Limiting concurrency (built into errgroup, equivalent to a built-in worker pool):

g, ctx := errgroup.WithContext(ctx)
g.SetLimit(8) // at most 8 tasks running at once
for _, job := range jobs {
	g.Go(func() error { return process(ctx, job) })
}
err := g.Wait()

Key pitfalls

  • Only returning an error from g.Go triggers the cascading cancellation; the task itself must listen for ctx.Done() to actually exit early.
  • Multiple tasks writing different indices of the same slice is safe (no overlap); writing the same map / accumulating into the same variable still needs a lock or atomics.
  • Don’t fire off bare go and forget it—whenever you “launch a batch and need to wait for all,” use errgroup to get a clear join point.

Appendix: Two High-frequency Tools (look them up when you need them)

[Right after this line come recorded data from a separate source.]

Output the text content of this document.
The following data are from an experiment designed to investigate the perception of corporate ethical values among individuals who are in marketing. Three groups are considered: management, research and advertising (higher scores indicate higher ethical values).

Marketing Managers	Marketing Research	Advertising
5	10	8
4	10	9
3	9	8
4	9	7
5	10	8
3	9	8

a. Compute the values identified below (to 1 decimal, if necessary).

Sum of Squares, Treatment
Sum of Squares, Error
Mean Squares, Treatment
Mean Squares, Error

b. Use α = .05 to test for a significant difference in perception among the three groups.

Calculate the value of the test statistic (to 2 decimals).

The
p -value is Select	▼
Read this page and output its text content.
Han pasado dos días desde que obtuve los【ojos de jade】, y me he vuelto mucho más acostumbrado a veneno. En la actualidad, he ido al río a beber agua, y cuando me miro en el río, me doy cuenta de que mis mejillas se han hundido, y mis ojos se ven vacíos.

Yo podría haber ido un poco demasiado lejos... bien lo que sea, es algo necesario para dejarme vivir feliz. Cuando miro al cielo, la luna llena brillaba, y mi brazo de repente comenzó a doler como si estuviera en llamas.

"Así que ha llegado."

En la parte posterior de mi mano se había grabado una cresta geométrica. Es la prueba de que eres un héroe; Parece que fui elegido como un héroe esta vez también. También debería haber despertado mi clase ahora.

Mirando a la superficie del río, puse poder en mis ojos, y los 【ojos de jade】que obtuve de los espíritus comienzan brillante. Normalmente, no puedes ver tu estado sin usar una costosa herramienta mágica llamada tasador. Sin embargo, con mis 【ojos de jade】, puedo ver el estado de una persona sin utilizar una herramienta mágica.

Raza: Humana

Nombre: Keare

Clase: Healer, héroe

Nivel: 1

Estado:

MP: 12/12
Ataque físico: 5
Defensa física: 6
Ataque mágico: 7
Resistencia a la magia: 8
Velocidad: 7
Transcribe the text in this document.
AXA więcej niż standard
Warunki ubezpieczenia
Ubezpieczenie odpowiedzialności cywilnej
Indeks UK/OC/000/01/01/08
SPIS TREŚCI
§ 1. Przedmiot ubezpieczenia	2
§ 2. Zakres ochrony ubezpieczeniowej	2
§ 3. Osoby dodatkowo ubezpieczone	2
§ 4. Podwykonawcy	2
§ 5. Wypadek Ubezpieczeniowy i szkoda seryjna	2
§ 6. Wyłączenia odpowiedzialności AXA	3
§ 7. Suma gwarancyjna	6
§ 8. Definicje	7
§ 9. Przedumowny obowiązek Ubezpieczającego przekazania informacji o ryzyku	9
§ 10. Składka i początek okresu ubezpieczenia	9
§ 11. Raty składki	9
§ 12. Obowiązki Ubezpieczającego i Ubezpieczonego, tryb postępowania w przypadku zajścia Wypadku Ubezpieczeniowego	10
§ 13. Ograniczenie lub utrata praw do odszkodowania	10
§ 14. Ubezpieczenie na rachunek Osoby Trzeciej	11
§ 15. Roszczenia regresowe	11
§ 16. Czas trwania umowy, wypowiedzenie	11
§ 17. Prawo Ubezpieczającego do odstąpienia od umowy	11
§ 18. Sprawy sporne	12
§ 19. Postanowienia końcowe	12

Singleflight—when concurrent requests hit the same key, only one actually runs and the rest share the result (prevents cache stampede):

import "golang.org/x/sync/singleflight"

var g singleflight.Group

func getUser(id string) (*User, error) {
	v, err, _ := g.Do(id, func() (any, error) {
		return queryUserFromDB(id) // concurrent calls for the same id query the DB once
	})
	if err != nil {
		return nil, err
	}
	return v.(*User), nil
}

Rate limiting (token bucket)—control how many you process per second at most:

import "golang.org/x/time/rate"

limiter := rate.NewLimiter(rate.Limit(10), 1) // 10/sec, bucket capacity 1
for req := range requests {
	if err := limiter.Wait(ctx); err != nil { // wait if no token is available (cancelable via ctx)
		return
	}
	go handle(req)
}

Cheat Sheet: How to Choose

NeedUse
Multiple parties read/write the same statea lock (Mutex); use RWMutex for read-heavy; atomic for a single value
Initialize only oncesync.Once / sync.OnceValue
Data flowing between goroutineschannel (producer-consumer)
Broadcast one message to everyonePub/Sub Broker
One task goes to one workerfan-out / worker pool
Exclusive state, want to avoid locksActor (exclusive goroutine + command channel)
Wait on multiple events (cancel/timeout/multiplex)select
Process a data stream in stagespipeline
Add controlled parallelism to a slow stageworker pool / errgroup.SetLimit
Cancellation, timeout, leak preventioncontext
Launch a batch, wait for all, cascade on failureerrgroup
Concurrent requests for the same resource compute oncesingleflight
Control the processing raterate.Limiter

In one sentence: the first half (locks / Once / channel / Pub-Sub) solves “how to share or pass state safely,” and the second half (select / pipeline / pool / context / errgroup) solves “how to organize, control, and wind down concurrent tasks.” If you can avoid sharing, communicate instead; if you must share, wrap it with the simplest synchronization possible; and every goroutine needs a clear exit path.